ESP-AT Lib initialized!
Attempting to connect to SSID: yourNetworkName
…………

Finally the code was working! So I quickly created file wifi_pass.hwith contents:

#define WIFI_SSID "ssid"
#define WIFI_PASS "password"

and included it in main.cpp like this:

#include "wifi_pass.h"
const char* ssid     = WIFI_SSID;
const char* password = WIFI_PASS;

After this, I got the code to work:

--- Available filters and text transformations: colorize, debug, default, direct, hexlify, log2file, nocontrol, printable, send_on_enter, time
--- More details at http://bit.ly/pio-monitor-filters
--- Miniterm on /dev/ttyACM0 9600,8,N,1 ---
--- Quit: Ctrl+C | Menu: Ctrl+T | Help: Ctrl+T followed by Ctrl+H ---
No ACK, R00
No ACK, R00
Device reset detected!
ESP-AT Lib initialized!
Attempting to connect to SSID: homestead5
………Connected to homestead5
Starting connection to server…
Connected to server!
headers received
closing connection
3
1
17

You can see the result screen here:

You can find my project in this repo: https://github.com/danielkucera/wio-github-stats

One negative note though, to use the WiFi, I had to upgrade it’s firmware as described here.

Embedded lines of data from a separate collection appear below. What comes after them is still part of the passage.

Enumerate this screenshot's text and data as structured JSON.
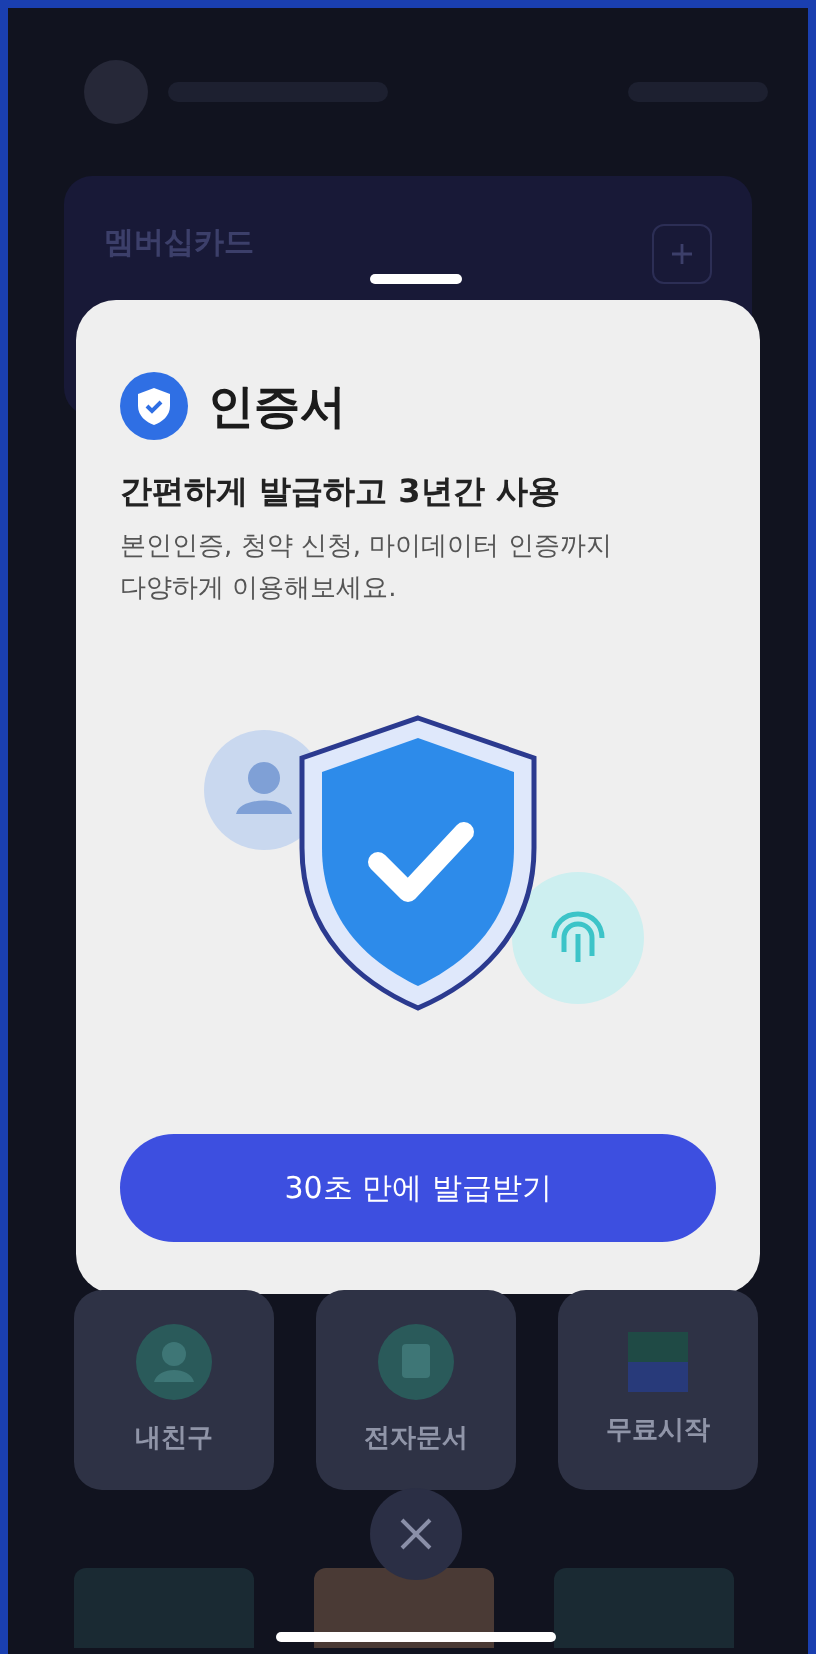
{
  "background": {
    "card_title": "멤버십카드",
    "tiles": [
      {
        "kind": "person",
        "title": "내친구"
      },
      {
        "kind": "document",
        "title": "전자문서"
      },
      {
        "kind": "badge",
        "title": "무료시작"
      }
    ]
  },
  "sheet": {
    "title": "인증서",
    "headline": "간편하게 발급하고 3년간 사용",
    "body": [
      "본인인증, 청약 신청, 마이데이터 인증까지",
      "다양하게 이용해보세요."
    ],
    "button": "30초 만에 발급받기"
  }
}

The problem is, that the utility works under Windows only so I spent some time installing Windows. But the guide mentions Linux version coming soon so hopefully it will come soon.

To conclude, I like the device, it’s nice big display and that it works with 5GHz WiFi. It’s ideal for displaying some quick info downloaded from the Internet or smart home data.